A Roaming Review of Filter Photo Festival 2021
Filter Photo Festival 2021 resumed with in-person reviews in Chicago in the gloriously art-filled 21C Museum Hotel. The pace was less hurried and the scale a bit smaller than past years, creating more time for extended conversations. It was a pleasure to once again see passionate photographers and prints in person. Thought-provoking festival programming included talks by keynote Ken Gonzales Day, Guanyu Xu and Oli Rodriguez as well as informative panels and can be viewed on Filter Photo Festival’s vimeo page.
I have always appreciated the side-conversations which are as valuable as the reviews themselves. As a roaming reviewer (in my Lenscratch t-shirt), I was enriched by the random gatherings and sharing that took place—a reminder of the generosity of the photo community and all that Zoom-life cannot replicate. Woven into much of the work I saw were themes the pandemic brought us to consider — home, our environment, a raw fragility. A small sampling from my day in the festival lounge follows:
Jessica Hays’ The Sun Sets Midafternoon make the climate emergency visible and visceral. Her photographs of tinged landscapes and ashen forests are seared with the emotional and existential toll of the aftermath of wildfires.
Mark Lipczynski sees trains as conduit. In his series Time Machine, he captures speed and movement in images that pierce memory and landscapes.
To commit to memory, Lois Bielefeld‘s deeply observed study of her parents in their home, records routine and ritual as a path to knowing.

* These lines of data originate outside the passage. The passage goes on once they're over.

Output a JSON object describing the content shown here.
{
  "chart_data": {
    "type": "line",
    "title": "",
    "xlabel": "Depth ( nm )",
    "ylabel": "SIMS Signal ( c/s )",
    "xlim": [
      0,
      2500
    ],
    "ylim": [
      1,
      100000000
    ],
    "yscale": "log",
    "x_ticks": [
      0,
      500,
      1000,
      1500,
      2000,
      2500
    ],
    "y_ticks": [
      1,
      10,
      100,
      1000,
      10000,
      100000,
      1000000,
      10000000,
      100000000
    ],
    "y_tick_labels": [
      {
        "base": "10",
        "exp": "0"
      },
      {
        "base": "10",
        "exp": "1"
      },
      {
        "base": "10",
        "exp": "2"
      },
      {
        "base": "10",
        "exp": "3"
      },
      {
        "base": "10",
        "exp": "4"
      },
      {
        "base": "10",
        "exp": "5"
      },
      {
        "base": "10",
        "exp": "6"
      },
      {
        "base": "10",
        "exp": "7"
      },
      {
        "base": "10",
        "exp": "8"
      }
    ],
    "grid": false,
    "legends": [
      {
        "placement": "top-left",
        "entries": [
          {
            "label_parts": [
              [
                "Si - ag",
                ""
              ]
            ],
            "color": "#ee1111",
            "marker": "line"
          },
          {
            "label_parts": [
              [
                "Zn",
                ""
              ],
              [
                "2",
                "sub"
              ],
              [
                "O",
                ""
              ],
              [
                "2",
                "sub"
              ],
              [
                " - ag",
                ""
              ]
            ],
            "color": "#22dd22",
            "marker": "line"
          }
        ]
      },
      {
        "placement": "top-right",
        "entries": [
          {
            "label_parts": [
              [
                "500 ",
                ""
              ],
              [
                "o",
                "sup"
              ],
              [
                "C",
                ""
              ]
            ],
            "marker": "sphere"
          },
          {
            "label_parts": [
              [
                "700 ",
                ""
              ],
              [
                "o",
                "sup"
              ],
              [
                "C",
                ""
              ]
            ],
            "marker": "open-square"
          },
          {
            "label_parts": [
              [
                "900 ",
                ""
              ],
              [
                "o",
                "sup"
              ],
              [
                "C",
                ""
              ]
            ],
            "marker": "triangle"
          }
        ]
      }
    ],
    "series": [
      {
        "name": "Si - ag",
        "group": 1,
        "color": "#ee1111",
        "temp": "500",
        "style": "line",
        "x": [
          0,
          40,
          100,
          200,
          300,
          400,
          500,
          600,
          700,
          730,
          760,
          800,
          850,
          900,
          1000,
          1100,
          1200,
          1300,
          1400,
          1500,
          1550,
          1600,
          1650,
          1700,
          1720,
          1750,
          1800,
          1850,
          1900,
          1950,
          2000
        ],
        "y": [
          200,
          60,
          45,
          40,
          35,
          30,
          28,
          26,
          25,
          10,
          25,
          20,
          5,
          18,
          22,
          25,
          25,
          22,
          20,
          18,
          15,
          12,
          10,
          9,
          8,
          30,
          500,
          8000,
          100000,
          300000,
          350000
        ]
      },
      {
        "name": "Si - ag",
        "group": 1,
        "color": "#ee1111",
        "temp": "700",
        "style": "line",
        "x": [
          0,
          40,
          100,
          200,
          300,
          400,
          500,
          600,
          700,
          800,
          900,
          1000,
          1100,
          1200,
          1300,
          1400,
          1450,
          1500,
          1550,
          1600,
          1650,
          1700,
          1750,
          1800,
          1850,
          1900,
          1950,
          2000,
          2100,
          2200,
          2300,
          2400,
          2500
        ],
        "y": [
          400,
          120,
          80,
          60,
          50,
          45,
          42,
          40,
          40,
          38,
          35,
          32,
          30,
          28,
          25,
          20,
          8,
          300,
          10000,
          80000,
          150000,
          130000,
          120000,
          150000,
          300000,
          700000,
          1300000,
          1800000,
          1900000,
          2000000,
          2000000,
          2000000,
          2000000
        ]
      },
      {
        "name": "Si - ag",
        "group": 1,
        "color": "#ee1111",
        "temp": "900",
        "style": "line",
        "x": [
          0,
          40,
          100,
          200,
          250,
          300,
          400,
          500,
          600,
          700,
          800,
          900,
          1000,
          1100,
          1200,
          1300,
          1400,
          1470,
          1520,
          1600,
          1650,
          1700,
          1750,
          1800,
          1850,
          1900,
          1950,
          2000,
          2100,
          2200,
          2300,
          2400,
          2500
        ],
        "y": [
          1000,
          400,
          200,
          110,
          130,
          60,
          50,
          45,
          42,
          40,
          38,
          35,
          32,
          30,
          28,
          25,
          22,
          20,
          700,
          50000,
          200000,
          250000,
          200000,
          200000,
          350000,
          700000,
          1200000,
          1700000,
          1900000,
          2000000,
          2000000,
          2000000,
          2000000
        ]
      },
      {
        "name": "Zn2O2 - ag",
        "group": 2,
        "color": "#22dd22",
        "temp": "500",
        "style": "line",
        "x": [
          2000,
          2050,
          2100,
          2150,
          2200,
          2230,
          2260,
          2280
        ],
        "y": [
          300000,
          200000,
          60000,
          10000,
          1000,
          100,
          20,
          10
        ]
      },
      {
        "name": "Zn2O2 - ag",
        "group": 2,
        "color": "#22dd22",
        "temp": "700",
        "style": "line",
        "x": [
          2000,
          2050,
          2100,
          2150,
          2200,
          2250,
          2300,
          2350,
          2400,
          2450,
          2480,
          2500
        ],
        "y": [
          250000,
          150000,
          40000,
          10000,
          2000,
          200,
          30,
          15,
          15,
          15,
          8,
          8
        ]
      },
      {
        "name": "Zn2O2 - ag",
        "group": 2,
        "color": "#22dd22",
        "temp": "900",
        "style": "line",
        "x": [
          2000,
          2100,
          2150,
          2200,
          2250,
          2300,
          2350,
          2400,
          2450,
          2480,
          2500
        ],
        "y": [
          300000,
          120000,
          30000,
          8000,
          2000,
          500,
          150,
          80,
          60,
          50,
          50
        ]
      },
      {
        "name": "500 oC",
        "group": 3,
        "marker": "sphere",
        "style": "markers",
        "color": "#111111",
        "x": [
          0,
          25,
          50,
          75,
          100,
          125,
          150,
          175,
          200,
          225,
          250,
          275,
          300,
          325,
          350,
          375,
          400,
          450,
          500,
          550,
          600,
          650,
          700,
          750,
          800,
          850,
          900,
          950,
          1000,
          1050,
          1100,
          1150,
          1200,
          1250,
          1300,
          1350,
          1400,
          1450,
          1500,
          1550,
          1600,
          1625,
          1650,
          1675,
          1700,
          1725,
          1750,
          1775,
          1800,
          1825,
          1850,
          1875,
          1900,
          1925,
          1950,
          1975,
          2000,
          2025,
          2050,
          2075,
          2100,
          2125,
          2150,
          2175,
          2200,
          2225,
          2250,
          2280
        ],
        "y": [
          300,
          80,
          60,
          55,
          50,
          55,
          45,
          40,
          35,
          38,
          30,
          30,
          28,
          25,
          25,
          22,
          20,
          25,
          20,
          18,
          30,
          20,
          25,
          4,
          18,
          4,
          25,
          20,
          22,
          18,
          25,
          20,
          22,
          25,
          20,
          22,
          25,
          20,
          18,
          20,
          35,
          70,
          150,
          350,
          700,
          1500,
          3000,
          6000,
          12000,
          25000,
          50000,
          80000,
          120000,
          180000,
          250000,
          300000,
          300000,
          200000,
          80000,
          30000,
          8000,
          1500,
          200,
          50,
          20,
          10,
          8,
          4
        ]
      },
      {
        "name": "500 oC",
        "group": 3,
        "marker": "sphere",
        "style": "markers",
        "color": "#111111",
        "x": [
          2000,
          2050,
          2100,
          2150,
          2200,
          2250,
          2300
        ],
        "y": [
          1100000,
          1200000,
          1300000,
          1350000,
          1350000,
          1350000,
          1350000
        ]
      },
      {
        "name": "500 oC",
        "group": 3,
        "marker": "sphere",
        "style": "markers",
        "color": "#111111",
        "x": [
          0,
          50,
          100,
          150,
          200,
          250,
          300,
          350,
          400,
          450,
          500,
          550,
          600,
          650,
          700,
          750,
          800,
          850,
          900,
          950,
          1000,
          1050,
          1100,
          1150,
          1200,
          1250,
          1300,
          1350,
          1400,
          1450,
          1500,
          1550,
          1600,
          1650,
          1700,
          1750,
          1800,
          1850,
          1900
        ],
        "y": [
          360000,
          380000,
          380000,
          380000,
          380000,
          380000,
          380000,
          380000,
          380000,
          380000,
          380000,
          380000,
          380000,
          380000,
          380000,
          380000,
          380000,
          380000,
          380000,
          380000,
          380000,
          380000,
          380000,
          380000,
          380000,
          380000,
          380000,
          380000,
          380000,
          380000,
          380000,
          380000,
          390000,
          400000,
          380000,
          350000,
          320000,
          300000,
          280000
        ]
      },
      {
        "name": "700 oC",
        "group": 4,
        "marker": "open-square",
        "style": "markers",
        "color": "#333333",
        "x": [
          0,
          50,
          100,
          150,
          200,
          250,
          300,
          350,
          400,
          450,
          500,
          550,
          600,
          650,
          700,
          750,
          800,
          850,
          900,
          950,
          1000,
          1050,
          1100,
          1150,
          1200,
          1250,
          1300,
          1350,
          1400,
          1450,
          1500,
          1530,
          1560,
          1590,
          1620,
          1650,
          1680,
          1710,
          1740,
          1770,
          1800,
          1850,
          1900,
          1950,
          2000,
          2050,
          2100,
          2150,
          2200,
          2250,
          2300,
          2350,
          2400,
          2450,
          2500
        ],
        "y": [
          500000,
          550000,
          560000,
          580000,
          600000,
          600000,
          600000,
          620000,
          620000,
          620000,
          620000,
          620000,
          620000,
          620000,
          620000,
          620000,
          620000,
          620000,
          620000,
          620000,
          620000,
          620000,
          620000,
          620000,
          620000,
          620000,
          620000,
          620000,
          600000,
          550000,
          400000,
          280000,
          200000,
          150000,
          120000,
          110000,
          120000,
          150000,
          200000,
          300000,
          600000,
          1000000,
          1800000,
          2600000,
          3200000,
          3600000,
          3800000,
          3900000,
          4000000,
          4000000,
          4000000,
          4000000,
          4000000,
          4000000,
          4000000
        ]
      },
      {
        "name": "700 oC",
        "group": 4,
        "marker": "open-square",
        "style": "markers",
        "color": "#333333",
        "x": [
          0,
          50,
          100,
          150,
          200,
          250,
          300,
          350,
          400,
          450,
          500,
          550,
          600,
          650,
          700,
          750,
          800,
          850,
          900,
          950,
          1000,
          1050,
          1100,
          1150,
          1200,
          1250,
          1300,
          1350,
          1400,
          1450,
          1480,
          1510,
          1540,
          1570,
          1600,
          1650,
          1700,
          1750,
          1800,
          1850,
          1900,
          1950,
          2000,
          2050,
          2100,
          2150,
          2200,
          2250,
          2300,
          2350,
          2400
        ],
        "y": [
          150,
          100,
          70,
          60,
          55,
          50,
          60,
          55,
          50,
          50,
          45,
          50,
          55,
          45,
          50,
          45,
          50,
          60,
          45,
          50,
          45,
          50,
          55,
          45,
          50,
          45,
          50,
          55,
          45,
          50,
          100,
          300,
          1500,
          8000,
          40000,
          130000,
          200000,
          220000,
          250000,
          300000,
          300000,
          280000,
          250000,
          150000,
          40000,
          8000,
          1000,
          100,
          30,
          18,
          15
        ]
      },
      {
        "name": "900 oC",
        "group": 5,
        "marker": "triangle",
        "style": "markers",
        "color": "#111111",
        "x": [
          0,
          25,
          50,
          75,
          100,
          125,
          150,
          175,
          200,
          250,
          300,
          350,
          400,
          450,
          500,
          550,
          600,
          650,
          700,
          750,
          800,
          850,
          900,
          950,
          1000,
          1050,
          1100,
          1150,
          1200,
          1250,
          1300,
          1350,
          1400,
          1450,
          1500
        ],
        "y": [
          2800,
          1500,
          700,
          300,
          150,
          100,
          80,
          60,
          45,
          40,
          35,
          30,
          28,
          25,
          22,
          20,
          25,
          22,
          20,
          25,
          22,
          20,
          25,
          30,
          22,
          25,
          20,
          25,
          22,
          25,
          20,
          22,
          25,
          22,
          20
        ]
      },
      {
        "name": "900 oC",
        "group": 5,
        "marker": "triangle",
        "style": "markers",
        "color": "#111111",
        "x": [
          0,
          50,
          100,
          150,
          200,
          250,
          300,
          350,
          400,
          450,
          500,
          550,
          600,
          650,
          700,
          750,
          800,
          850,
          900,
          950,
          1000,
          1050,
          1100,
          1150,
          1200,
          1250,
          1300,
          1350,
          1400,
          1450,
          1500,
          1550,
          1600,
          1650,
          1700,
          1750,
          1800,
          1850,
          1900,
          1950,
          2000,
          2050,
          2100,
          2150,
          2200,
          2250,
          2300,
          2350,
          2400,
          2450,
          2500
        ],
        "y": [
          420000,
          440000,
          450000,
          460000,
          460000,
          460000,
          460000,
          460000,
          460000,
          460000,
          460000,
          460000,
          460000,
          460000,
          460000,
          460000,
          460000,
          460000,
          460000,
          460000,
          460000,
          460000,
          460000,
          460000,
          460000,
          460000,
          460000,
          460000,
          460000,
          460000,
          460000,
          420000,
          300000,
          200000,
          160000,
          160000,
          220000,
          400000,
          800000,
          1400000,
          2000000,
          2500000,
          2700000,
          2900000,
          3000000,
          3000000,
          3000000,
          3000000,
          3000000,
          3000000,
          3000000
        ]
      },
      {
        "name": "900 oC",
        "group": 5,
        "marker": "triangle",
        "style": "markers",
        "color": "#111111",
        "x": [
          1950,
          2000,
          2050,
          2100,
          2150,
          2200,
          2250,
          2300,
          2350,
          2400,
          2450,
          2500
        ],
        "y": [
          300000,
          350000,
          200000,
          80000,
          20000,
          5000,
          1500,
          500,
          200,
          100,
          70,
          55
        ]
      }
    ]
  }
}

Stephan Jahanshahi’s Domestic Interior documents a year of injury and loss in a catalog of emotional remains.
In Marilyn Canning’s Preserved, but Not Protected, ethereally rendered insects seem to perform for us, choreographed to entertain our human desire for collecting and examining.
Forest Kelley’s Michael weaves events, memories, and speculative history to imagine the life of his deceased uncle, a gay artist whose world was clouded and complicated by time and place.
Dysmophia, Rachel Britton’s hotly colored body distortions reflect the mind in turmoil driven by dysmorphic experiences in a carnival of pain and pleasure.
Colleen Woolpert’s stereoscopic Virus Romance chronicles a rapturous Victorian courtship during the pandemic through the brief life of the intoxicating poppy.
The photograms and abstractions in Phillip V. Augustin’s Convergence showcase the physical and visual qualities of the silver print — where light is alive and wondrous!